Search code examples
pythonregexparentheses

How can i make group 1 differ based on content in the whole string?


In our Python system, I'm trying to isolate the second part of a size to make sure i can save the values separately.

As i got data in tons of different ways i have to take a lot of scenarios into consideration! At the same time our system requires everything to be in group 1 to be identified correctly, which increases the complexity!

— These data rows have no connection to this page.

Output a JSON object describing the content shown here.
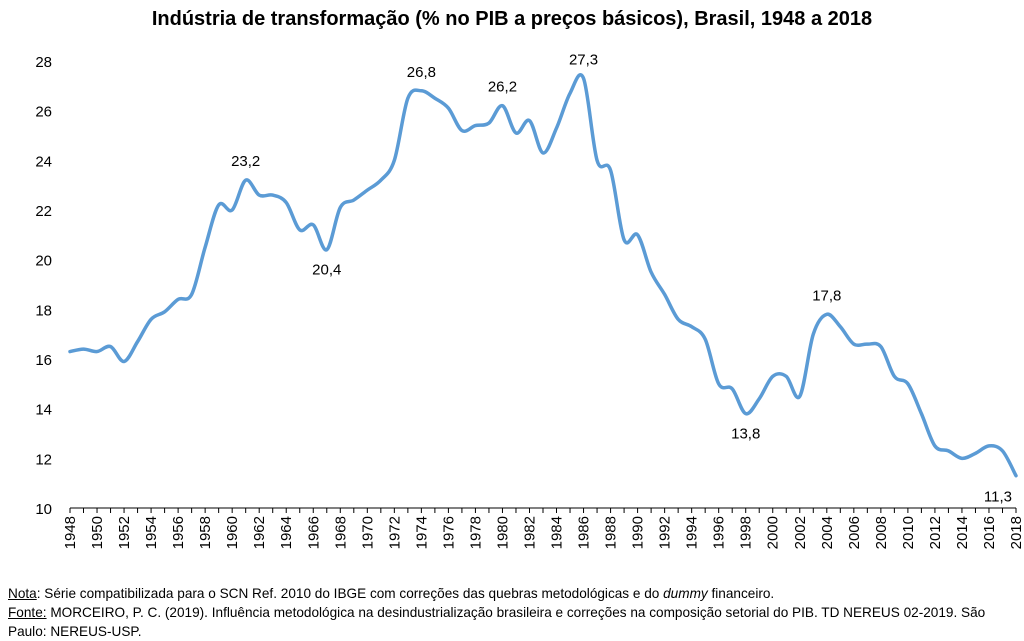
{
  "chart_data": {
    "type": "line",
    "title": "Indústria de transformação (% no PIB a preços básicos), Brasil, 1948 a 2018",
    "xlabel": "",
    "ylabel": "",
    "ylim": [
      10,
      28
    ],
    "yticks": [
      "10",
      "12",
      "14",
      "16",
      "18",
      "20",
      "22",
      "24",
      "26",
      "28"
    ],
    "xticks": [
      "1948",
      "1950",
      "1952",
      "1954",
      "1956",
      "1958",
      "1960",
      "1962",
      "1964",
      "1966",
      "1968",
      "1970",
      "1972",
      "1974",
      "1976",
      "1978",
      "1980",
      "1982",
      "1984",
      "1986",
      "1988",
      "1990",
      "1992",
      "1994",
      "1996",
      "1998",
      "2000",
      "2002",
      "2004",
      "2006",
      "2008",
      "2010",
      "2012",
      "2014",
      "2016",
      "2018"
    ],
    "grid": false,
    "legend": "none",
    "line_color": "#5B9BD5",
    "series": [
      {
        "x": [
          1948,
          1949,
          1950,
          1951,
          1952,
          1953,
          1954,
          1955,
          1956,
          1957,
          1958,
          1959,
          1960,
          1961,
          1962,
          1963,
          1964,
          1965,
          1966,
          1967,
          1968,
          1969,
          1970,
          1971,
          1972,
          1973,
          1974,
          1975,
          1976,
          1977,
          1978,
          1979,
          1980,
          1981,
          1982,
          1983,
          1984,
          1985,
          1986,
          1987,
          1988,
          1989,
          1990,
          1991,
          1992,
          1993,
          1994,
          1995,
          1996,
          1997,
          1998,
          1999,
          2000,
          2001,
          2002,
          2003,
          2004,
          2005,
          2006,
          2007,
          2008,
          2009,
          2010,
          2011,
          2012,
          2013,
          2014,
          2015,
          2016,
          2017,
          2018
        ],
        "values": [
          16.3,
          16.4,
          16.3,
          16.5,
          15.9,
          16.7,
          17.6,
          17.9,
          18.4,
          18.6,
          20.5,
          22.2,
          22.0,
          23.2,
          22.6,
          22.6,
          22.3,
          21.2,
          21.4,
          20.4,
          22.1,
          22.4,
          22.8,
          23.2,
          24.0,
          26.5,
          26.8,
          26.5,
          26.1,
          25.2,
          25.4,
          25.5,
          26.2,
          25.1,
          25.6,
          24.3,
          25.3,
          26.7,
          27.3,
          24.0,
          23.6,
          20.8,
          21.0,
          19.5,
          18.6,
          17.6,
          17.3,
          16.8,
          15.0,
          14.8,
          13.8,
          14.4,
          15.3,
          15.3,
          14.5,
          17.0,
          17.8,
          17.3,
          16.6,
          16.6,
          16.5,
          15.3,
          15.0,
          13.8,
          12.5,
          12.3,
          12.0,
          12.2,
          12.5,
          12.3,
          11.3
        ]
      }
    ],
    "annotations": [
      {
        "x": 1961,
        "y": 23.2,
        "text": "23,2",
        "pos": "above"
      },
      {
        "x": 1967,
        "y": 20.4,
        "text": "20,4",
        "pos": "below"
      },
      {
        "x": 1974,
        "y": 26.8,
        "text": "26,8",
        "pos": "above"
      },
      {
        "x": 1980,
        "y": 26.2,
        "text": "26,2",
        "pos": "above"
      },
      {
        "x": 1986,
        "y": 27.3,
        "text": "27,3",
        "pos": "above"
      },
      {
        "x": 1998,
        "y": 13.8,
        "text": "13,8",
        "pos": "below"
      },
      {
        "x": 2004,
        "y": 17.8,
        "text": "17,8",
        "pos": "above"
      },
      {
        "x": 2018,
        "y": 11.3,
        "text": "11,3",
        "pos": "below-left"
      }
    ]
  },
  "notes": {
    "nota_label": "Nota",
    "nota_text_1": ": Série compatibilizada para o SCN Ref. 2010 do IBGE com correções das quebras metodológicas e do ",
    "nota_italic": "dummy",
    "nota_text_2": " financeiro.",
    "fonte_label": "Fonte:",
    "fonte_text": " MORCEIRO, P. C. (2019). Influência metodológica na desindustrialização brasileira e correções na composição setorial do PIB. TD NEREUS 02-2019. São Paulo: NEREUS-USP."
  }
}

This is what i got so far:

(?<=[\/\-])\s*([A-Za-z]+|\w+)+?(?!\d*\s*\)|\d*\)|\w*\))(?!\s*[\/\-]+)

Examples

working

These are my examples working:

110/116
S/M
S / M
S/M(32-34)
110/116(10-12y)
110/116(S/M)

not working

However my regex only functions correctly on the above examples.

Following 7 are causing issues:

S/M / L /XL
S / M / L / XL
S/M / L/XL
S/M/L/XL
S/M/L/XL(30-32)
S/M / L/XL(30-32)
S/M / L / XL(30-32)

How can I capture those cases as in below table:

Case Input Expected capture in group 1
1 S/M / L /XL "L /XL"
2 S / M / L / XL "L / XL"
3 S/M / L/XL "L/XL"
4 S/M/L/XL "L/XL"
5 S/M/L/XL(30-32) "L/XL"
6 S/M / L/XL(30-32) "L/XL"
7 S/M / L / XL(30-32) "L / XL"

Issue

How can I capture a "/" in the middle including the whole part after (like /XL) but without any following parentheses (like not the (30/32)).

Example for S/M / L / XL(30-32) I want to capture L / XL only.


Solution

  • You can use

    (?<=[/-])\s*([A-Z]+(?:\s*/\s*[A-Z]+)?|\d+)\b(?!\s*[/)-])
    

    See the regex demo. Details:

    • (?<=[/-]) - a position immediately preceded with / or -
    • \s* - zero or more whitespaces
    • ([A-Z]+(?:\s*/\s*[A-Z]+)?|\d+) - Group 1: one or more uppercase letters, and then an optional sequence of a / char enclosed with zero or more whitespaces and then one or more uppercase letters, or one or more digits
    • \b - a word boundary
    • (?!\s*[/)-]) - immediately to the right of the current location, there can't be zero or more whitespaces and then either /, ) or -.